PDIP Minta Prabowo Stop Tambah Utang! Emang Bahaya? Ini Jawabnya
Jakarta, CNBC Indonesia - Partai politik penguasa parlemen, yakni PDI Perjuangan meminta pemerintah mulai menyetop tambahan utang ke depannya, atau tepatnya saat presiden terpilih Prabowo Subianto menjabat.
Fraksi PDI Perjuangan meminta defisit dalam rancangan awal Anggaran Pendapatan dan Belanja Negara (APBN) 2025 dipatok 0% dari Produk Domestik Bruto (PDB). Artinya, APBN mereka anggap harus seimbang antara kebutuhna belanja dengan pendapatan negara, sehingga tak lagi harus utang.
"Kebijakan defisit pada APBN 2025 sebagai APBN transisi diarahkan pada surplus anggaran atau defisit 0%," kata juru bicara fraksi PDIP Edy Wuryanto dalam Sidang Paripurna DPR dengan agenda penyampaian pandangan fraksi atas Kebijakan Ekonomi Makro dan Pokok-Pokok Kebijakan Fiskal (KEM-PPKF) Rancangan APBN 2025 yang dihelat di Gedung DPR RI, dikutip Senin (3/6/2024).
Edy mengatakan fraksinya menganggap pada APBN transisi, tidak sepantasnya pemerintahan lama memberikan beban defisit atas program-program yang belum masuk dalam Rancangan Kerja Pemerintah (RKP) dan Rancangan Pembangunan Jangka Menengah (RPJMN).
Dalam KEM-PPKF, defisit APBN pada 2025 didesain sebesar 2,45-2,82% terhadap produk domestik bruto (PDB). APBN tahun itu pun telah dirancang dengan defisit yang lebih lebar agar Presiden Terpilih Prabowo Subianto bisa melaksanakan program-program yang menjadi kampanye politiknya saat Pilpres 2024.
Defisit anggaran sebetulnya praktek yang umum di banyak negara. Hampir semua negara di dunia mencatat defisit anggaran karena belanja yang lebih besar dari penerimaan, seperti China dan Amerika Serikat yang merupakan negara ekonomi terbesar dunia pun mencatat defisit anggarannya 5-6% dari PDB.
Namun, memang ada saja beberapa negara yang memilih anggaran negaranya terjaga surplus, seperti anggaran Qatar yang surplus 9,3% dari PDB nya, dan Uni Emirat Arab surplus 3,3%.
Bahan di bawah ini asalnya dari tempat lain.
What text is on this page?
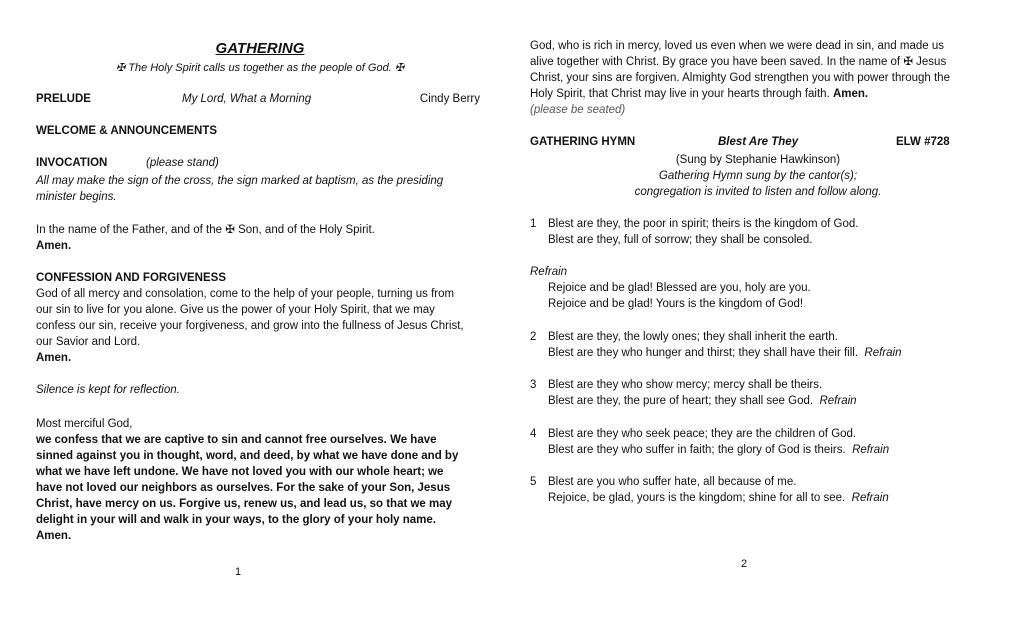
GATHERING
✠ The Holy Spirit calls us together as the people of God. ✠
PRELUDE	My Lord, What a Morning	Cindy Berry
WELCOME & ANNOUNCEMENTS
INVOCATION	(please stand)

All may make the sign of the cross, the sign marked at baptism, as the presiding

minister begins.

In the name of the Father, and of the ✠ Son, and of the Holy Spirit.

Amen.

CONFESSION AND FORGIVENESS

God of all mercy and consolation, come to the help of your people, turning us from

our sin to live for you alone. Give us the power of your Holy Spirit, that we may

confess our sin, receive your forgiveness, and grow into the fullness of Jesus Christ,

our Savior and Lord.

Amen.

Silence is kept for reflection.

Most merciful God,

we confess that we are captive to sin and cannot free ourselves. We have

sinned against you in thought, word, and deed, by what we have done and by

what we have left undone. We have not loved you with our whole heart; we

have not loved our neighbors as ourselves. For the sake of your Son, Jesus

Christ, have mercy on us. Forgive us, renew us, and lead us, so that we may

delight in your will and walk in your ways, to the glory of your holy name.

Amen.

1

God, who is rich in mercy, loved us even when we were dead in sin, and made us

alive together with Christ. By grace you have been saved. In the name of ✠ Jesus

Christ, your sins are forgiven. Almighty God strengthen you with power through the

Holy Spirit, that Christ may live in your hearts through faith. Amen.

(please be seated)

GATHERING HYMN	Blest Are They	ELW #728

(Sung by Stephanie Hawkinson)

Gathering Hymn sung by the cantor(s);

congregation is invited to listen and follow along.

1	Blest are they, the poor in spirit; theirs is the kingdom of God.
Blest are they, full of sorrow; they shall be consoled.
Refrain
Rejoice and be glad! Blessed are you, holy are you.
Rejoice and be glad! Yours is the kingdom of God!
2	Blest are they, the lowly ones; they shall inherit the earth.
Blest are they who hunger and thirst; they shall have their fill. Refrain
3	Blest are they who show mercy; mercy shall be theirs.
Blest are they, the pure of heart; they shall see God. Refrain
4	Blest are they who seek peace; they are the children of God.
Blest are they who suffer in faith; the glory of God is theirs. Refrain
5	Blest are you who suffer hate, all because of me.
Rejoice, be glad, yours is the kingdom; shine for all to see. Refrain
2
Kendati surplus, negara-negara kaya seperti Qatar ataupun Norwegia tetap berhutang melalui penerbitan surat utang. Terutama karena, rating surat utang pemerintah tetap diperlukan sebagai benchmark utang korporasi.
Direktur Eksekutif Institute for Development of Economic and Finance (Indef) Esther Sri Astuti menambahkan berdasarkan teori kebijakan fiskal, belanja negara-negara berkembang memang harus didesain lebih besar, sebagai penanda pemerintah ekspansif dalam mendorong aktivitas ekonomi domestik.
Apabila belanja dikurangi, dia khawatir pertumbuhan ekonomi Indonesia justru yang jadi korbannya, karena belanja pemerintah yang menjadi salah satu komponen pendorong pertumbuhan ekonomi harus terhenti hanya demi mengejar anggaran yang tak defisit.
"Menurut teori kebijakan fiskal, belanja pemerintah didorong lebih banyak agar ekonomi lebih ekspansif," kata Esther.
Meski demikian, Esther menilai belanja pemerintah tersebut tetap harus mempertimbangkan sejumlah aspek. Salah satunya adalah belanja harus diarahkan ke belanja pembangunan, bukan pengeluaran rutin supaya utang untuk menutup defisit itu tak sia-sia.
Peneliti senior Center of Reform on Economics (CORE) Ishak Razak juga mengatakan hal serupa. Ia mengingatkan supaya pemerintah menyisir kembali efektifitas anggaran pada kementerian dan lembaga. Dengan demikian, anggaran dapat diprioritaskan pada mata anggaran yang memberikan dampak luas pada masyarakat.
"Dengan demikian, penyesuaian defisit bukan hanya semata-mata mengurangi utang, tapi agar pendapatan yang diperoleh dari publik dapat dimanfaatkan untuk kepentingan publik secara efektif, efisien dan transparan," kata dia.